Fig. 5. Regulation by RB-E2F complexes is exclusively through E2F promoter sites, but DREAM can contact DNA and repress transcription through four types of promoter sites. B-MYB-FOXM1-MuvB complexes activate genes through CHR sites.

A Even in the presence of CHR or CLE promoter elements, the RB-E2F complex can only repress transcription through E2F binding elements. B Also transcriptional activation, after dissociation of hyperphosphorylated RB from E2F transcription factors, is mediated exclusively through E2F sites. C The DREAM repressor complex employs two kinds of subunits for DNA binding. E2F4/5-DP heterodimers bind to E2F and CDE sites. The MuvB core complex component LIN54 contacts CHR and CLE sites. Thus, DREAM can bind DNA through four single or combinations of promoter elements: E2F sites, E2F/CLE, CDE/CHR, or CHR sites. CDE and CLE sites only support DREAM binding. Affinity of DREAM or LIN54-MuvB to CDE and CLE sites alone is not sufficient for productive binding. D Following the switch from DREAM to binding of B-MYB and FOXM1 to MuvB, only LIN54 is left as a DNA-binding component. Therefore, gene activation by B-MYB-FOXM1-MuvB complexes is controlled solely through CHR sites.

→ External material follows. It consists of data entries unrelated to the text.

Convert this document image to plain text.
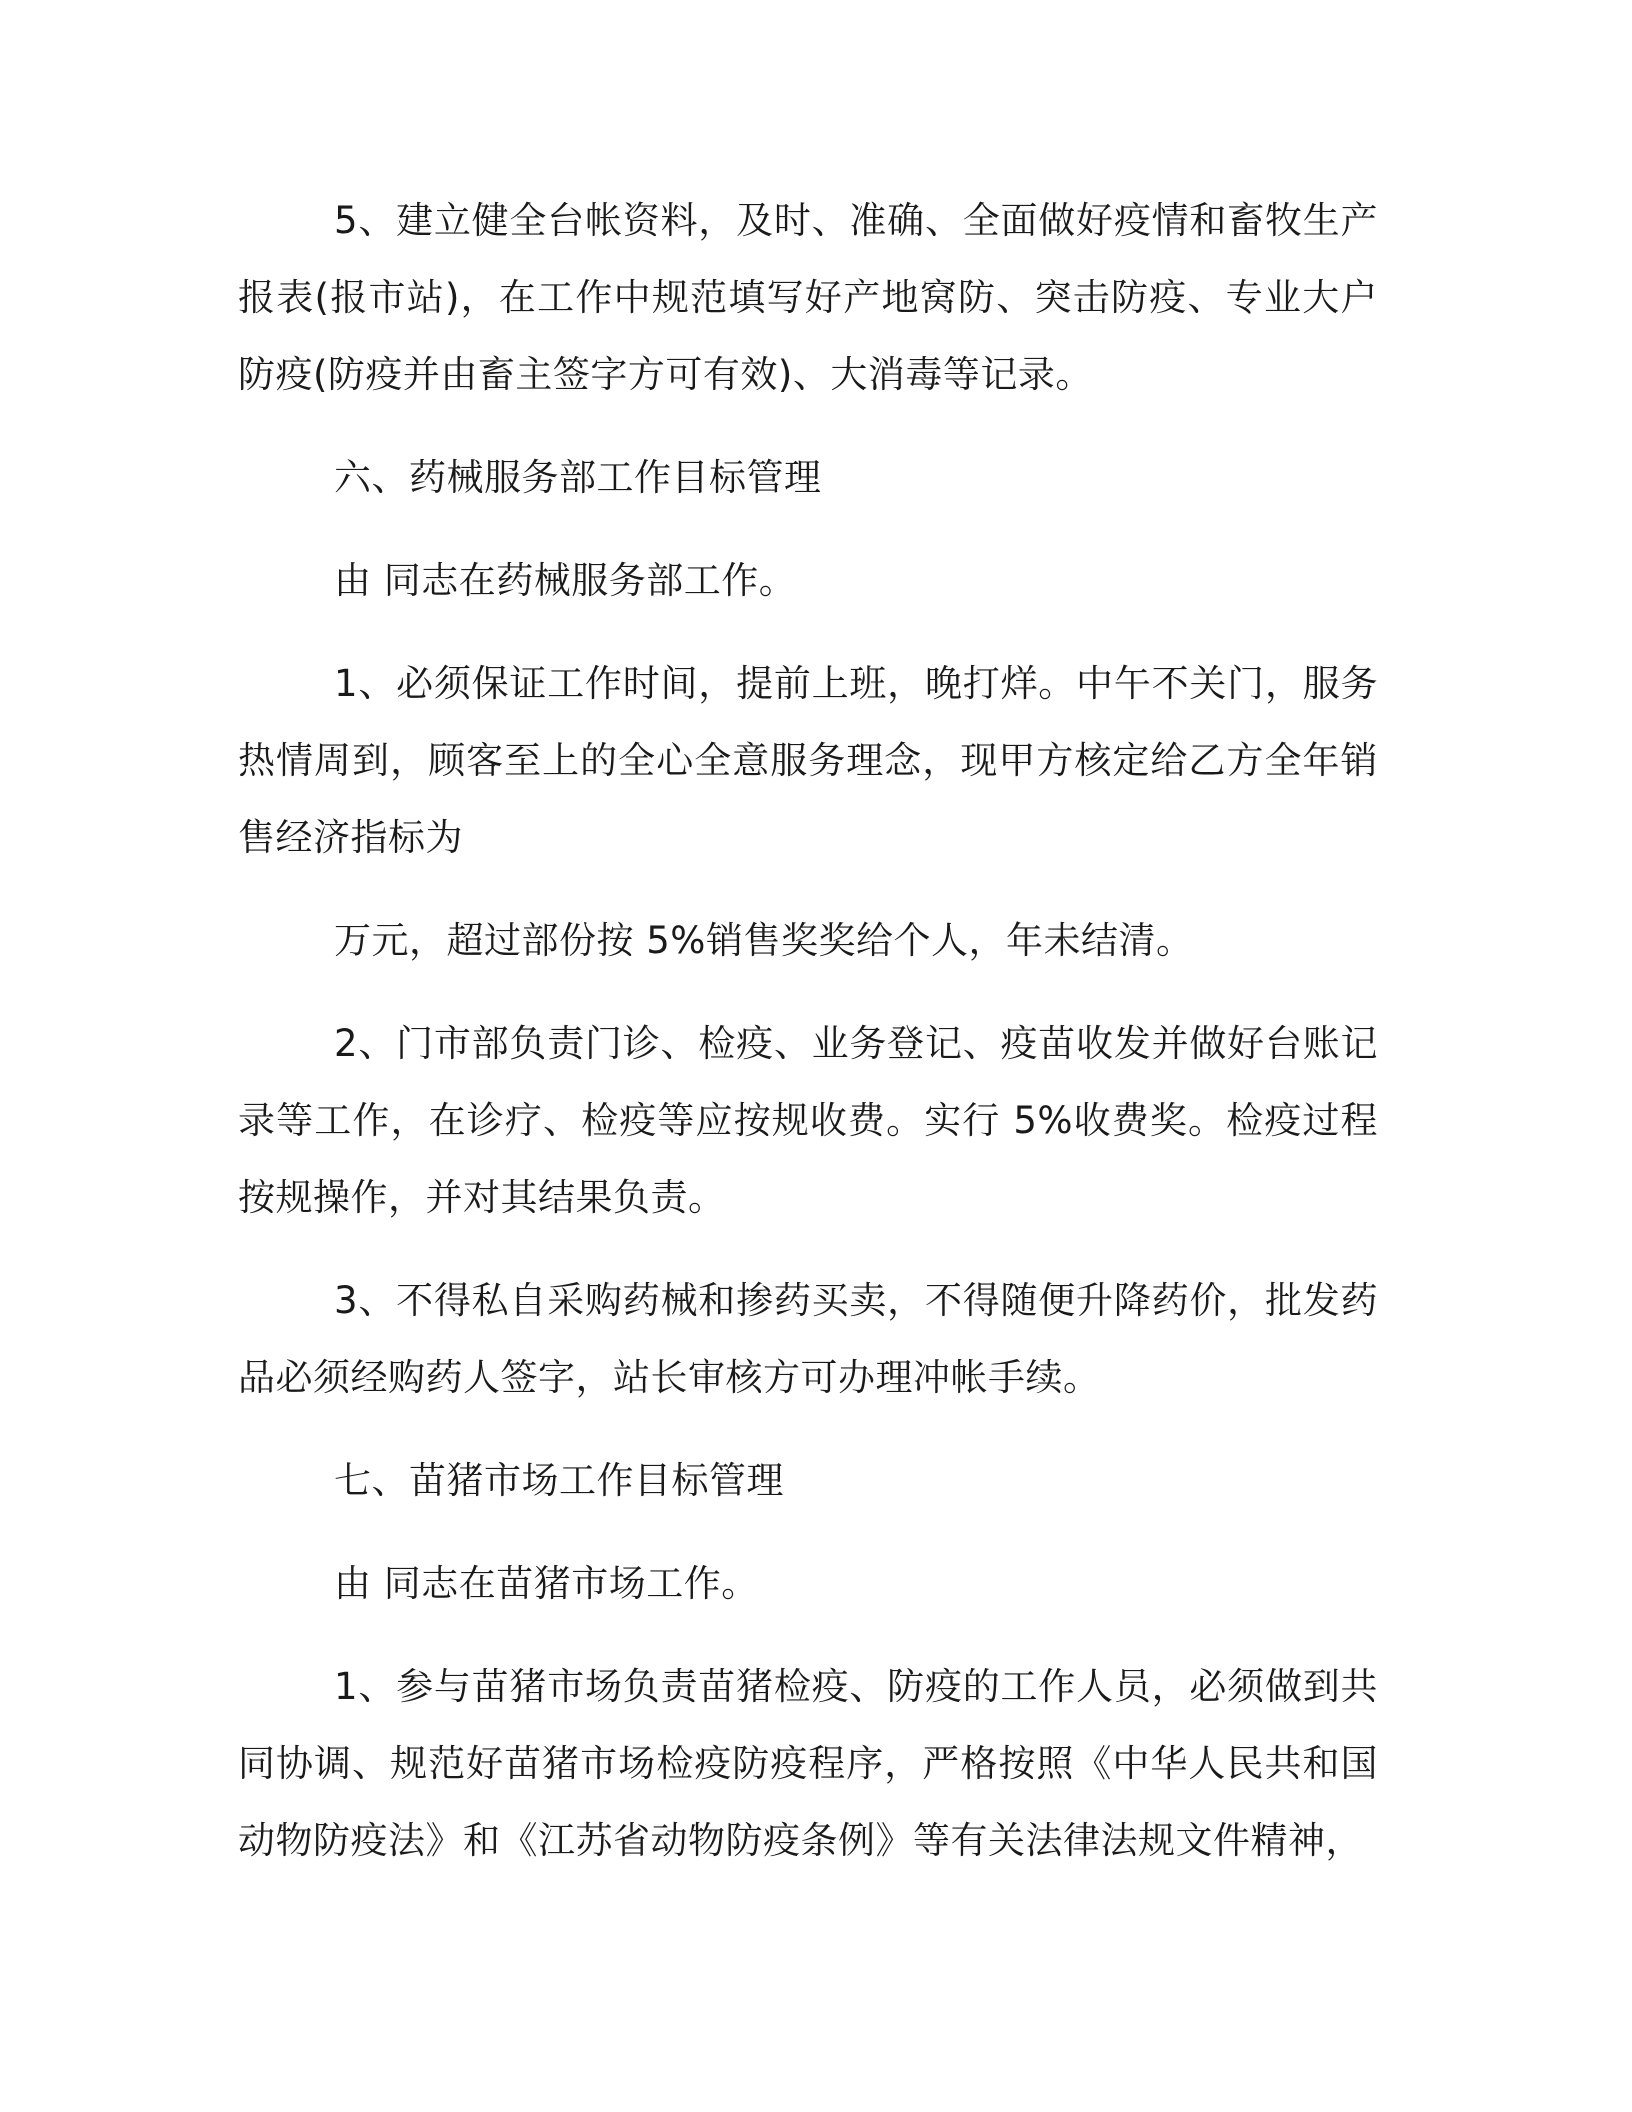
5、建立健全台帐资料，及时、准确、全面做好疫情和畜牧生产报表(报市站)，在工作中规范填写好产地窝防、突击防疫、专业大户防疫(防疫并由畜主签字方可有效)、大消毒等记录。

六、药械服务部工作目标管理

由 同志在药械服务部工作。

1、必须保证工作时间，提前上班，晚打烊。中午不关门，服务热情周到，顾客至上的全心全意服务理念，现甲方核定给乙方全年销售经济指标为

万元，超过部份按 5%销售奖奖给个人，年未结清。

2、门市部负责门诊、检疫、业务登记、疫苗收发并做好台账记录等工作，在诊疗、检疫等应按规收费。实行 5%收费奖。检疫过程按规操作，并对其结果负责。

3、不得私自采购药械和掺药买卖，不得随便升降药价，批发药品必须经购药人签字，站长审核方可办理冲帐手续。

七、苗猪市场工作目标管理

由 同志在苗猪市场工作。

1、参与苗猪市场负责苗猪检疫、防疫的工作人员，必须做到共同协调、规范好苗猪市场检疫防疫程序，严格按照《中华人民共和国动物防疫法》和《江苏省动物防疫条例》等有关法律法规文件精神，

Fig. 6. Non-canonical function of RB. Indirect regulation of DREAM formation by RB via the RB-SKP2-p27-cyclin A/E-CDK2-p130-DREAM link.

RB can form complexes with SKP2 preventing SKP2 from supporting ubiquitination and degradation of p27 (KIP1, CDKN1B). The CDK inhibitor p27 is then available to block cyclin A/E-CDK2 activity. These cyclin-CDK complexes have a preference for p130 as substrate. Inhibiting p130 phosphorylation yields hypophosphorylated p130, which then enables formation of the DREAM transcriptional repressor.